A un certo punto Elizabeth decide di organizzare una festa di primavera nel suo appartamento per creare un'occasione di legame tra persone che si conoscono solo in parte e invita anche Jean Lino e sua moglie Lidye. La serata fatica un po’ a decollare ma alla fine è un successo, anche se a un certo punto tra Lidye e Jean Lino si innesca una discussione che, pur virando sull’ironico, si fa molto spiacevole.
Il colpo di scena arriverà poche ore dopo, quando Jean Lino suonerà alla porta dei suoi vicini per confessare – sconvolto – che ha ucciso sua moglie.
Da qui il romanzo diventa quasi un noir e a tratti un poliziesco, in cui è determinante il rapporto tra Jean Lino ed Elizabeth.
Yasmina Reza conferma di avere un talento particolare nel raccontare quello che si muove sotto la superficie di esseri umani del tutto normali, in cui ognuno di noi potrebbe riconoscersi. Il suo racconto – come già in Carnage – pagina dopo pagina fa emergere le frustrazioni, le insoddisfazioni, i rimpianti, le paure di ognuno, e soprattutto la solitudine, quella sensazione potente e universale che si attenua ma non si scioglie nell’incontro con l’altro, nemmeno all’interno di un rapporto d’amore.
Personalmente ho trovato potente soprattutto la prima parte del libro, fino all’omicidio.
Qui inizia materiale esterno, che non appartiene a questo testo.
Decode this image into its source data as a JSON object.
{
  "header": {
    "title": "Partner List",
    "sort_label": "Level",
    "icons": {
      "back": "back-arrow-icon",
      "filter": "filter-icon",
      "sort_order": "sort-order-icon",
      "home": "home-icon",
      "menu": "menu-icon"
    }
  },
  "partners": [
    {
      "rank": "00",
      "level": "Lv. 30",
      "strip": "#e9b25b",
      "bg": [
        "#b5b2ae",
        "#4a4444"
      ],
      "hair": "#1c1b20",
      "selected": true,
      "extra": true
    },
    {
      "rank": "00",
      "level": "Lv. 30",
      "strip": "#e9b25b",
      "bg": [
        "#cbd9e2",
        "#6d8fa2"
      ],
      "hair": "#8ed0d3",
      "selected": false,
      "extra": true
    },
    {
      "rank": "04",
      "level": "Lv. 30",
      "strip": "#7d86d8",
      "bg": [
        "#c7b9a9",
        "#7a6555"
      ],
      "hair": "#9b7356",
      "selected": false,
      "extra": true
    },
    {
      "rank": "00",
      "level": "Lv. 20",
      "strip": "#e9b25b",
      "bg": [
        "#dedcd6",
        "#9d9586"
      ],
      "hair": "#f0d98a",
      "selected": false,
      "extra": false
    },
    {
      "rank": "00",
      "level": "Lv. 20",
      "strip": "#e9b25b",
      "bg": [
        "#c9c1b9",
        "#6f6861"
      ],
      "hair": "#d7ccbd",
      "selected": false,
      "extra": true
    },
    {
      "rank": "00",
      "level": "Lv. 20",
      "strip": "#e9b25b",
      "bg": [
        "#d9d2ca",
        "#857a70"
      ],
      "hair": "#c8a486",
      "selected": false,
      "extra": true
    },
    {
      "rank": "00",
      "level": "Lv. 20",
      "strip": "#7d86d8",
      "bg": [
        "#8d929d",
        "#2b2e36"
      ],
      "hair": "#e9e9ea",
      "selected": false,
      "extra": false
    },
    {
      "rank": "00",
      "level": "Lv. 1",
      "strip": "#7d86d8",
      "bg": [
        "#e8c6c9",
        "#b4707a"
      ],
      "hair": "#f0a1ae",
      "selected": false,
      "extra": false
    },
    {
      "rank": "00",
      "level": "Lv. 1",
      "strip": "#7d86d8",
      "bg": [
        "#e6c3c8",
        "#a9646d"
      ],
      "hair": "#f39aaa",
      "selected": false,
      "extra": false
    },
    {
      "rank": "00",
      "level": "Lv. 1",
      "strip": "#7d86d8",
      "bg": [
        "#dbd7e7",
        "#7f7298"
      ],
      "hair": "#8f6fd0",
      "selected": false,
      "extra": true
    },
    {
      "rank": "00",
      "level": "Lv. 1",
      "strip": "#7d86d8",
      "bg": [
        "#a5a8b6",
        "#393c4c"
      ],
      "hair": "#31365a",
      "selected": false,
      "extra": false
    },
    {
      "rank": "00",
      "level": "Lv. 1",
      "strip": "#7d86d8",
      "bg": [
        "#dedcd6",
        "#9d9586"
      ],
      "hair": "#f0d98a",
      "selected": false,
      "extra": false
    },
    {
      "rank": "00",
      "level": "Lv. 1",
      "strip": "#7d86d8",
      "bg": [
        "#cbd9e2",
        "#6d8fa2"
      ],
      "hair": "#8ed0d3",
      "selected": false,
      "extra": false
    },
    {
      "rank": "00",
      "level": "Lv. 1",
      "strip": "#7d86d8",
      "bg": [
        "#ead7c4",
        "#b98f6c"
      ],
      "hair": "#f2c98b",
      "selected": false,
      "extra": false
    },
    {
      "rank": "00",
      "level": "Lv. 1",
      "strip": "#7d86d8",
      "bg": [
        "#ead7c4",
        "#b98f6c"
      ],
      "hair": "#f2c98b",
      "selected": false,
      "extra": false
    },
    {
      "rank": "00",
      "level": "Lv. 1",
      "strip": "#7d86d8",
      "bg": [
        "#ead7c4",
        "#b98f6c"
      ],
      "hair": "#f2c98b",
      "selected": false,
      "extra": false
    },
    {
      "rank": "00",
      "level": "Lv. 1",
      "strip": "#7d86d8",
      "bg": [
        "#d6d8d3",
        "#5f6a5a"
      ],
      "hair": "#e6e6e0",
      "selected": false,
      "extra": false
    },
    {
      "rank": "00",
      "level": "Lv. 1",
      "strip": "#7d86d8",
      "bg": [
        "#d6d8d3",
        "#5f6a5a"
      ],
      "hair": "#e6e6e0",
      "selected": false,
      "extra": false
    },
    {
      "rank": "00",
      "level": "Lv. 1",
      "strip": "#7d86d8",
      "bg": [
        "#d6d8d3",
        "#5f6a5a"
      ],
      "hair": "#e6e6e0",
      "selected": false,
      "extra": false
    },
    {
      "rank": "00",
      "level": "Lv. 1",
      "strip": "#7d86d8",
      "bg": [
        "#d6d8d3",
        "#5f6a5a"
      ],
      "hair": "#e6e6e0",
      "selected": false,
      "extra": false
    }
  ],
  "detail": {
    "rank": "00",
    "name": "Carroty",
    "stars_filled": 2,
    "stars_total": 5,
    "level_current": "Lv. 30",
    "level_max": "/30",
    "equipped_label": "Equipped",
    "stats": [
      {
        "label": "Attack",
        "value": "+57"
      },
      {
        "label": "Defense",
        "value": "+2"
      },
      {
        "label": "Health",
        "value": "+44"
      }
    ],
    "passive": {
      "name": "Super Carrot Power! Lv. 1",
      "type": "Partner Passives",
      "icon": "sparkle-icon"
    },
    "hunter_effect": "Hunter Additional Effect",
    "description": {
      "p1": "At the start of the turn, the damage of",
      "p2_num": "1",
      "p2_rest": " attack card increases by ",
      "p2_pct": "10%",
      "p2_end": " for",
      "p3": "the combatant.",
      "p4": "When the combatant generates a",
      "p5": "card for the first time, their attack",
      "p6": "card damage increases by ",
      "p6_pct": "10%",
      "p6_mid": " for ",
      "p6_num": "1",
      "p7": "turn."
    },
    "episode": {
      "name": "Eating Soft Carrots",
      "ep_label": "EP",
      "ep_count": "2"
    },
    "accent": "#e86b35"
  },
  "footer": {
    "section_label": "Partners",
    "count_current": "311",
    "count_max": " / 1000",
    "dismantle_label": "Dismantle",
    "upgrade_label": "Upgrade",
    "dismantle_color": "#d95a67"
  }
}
La seconda parte in cui la scrittrice introduce un registro più noir – pur perfettamente coerente e funzionale con la storia – mi ha colpito di meno emotivamente nella misura in cui si fa parzialmente più narrativa.
I riferimenti al capolavoro fotografico di Robert Frank, le mirabili descrizioni di alcune fotografie in esse contenute, i contrappunti fotografici che attraversano il libro hanno rappresentato poi per me la ciliegina sulla torta, facendo sì che il libro mi conquistasse definitivamente.
A tratti le tematiche di Yasmina Reza mi richiamano alla mente quelle di Herman Koch, pur essendo i due autori diversi nelle modalità di scrittura e dunque pienamente riconoscibili nella loro diversità.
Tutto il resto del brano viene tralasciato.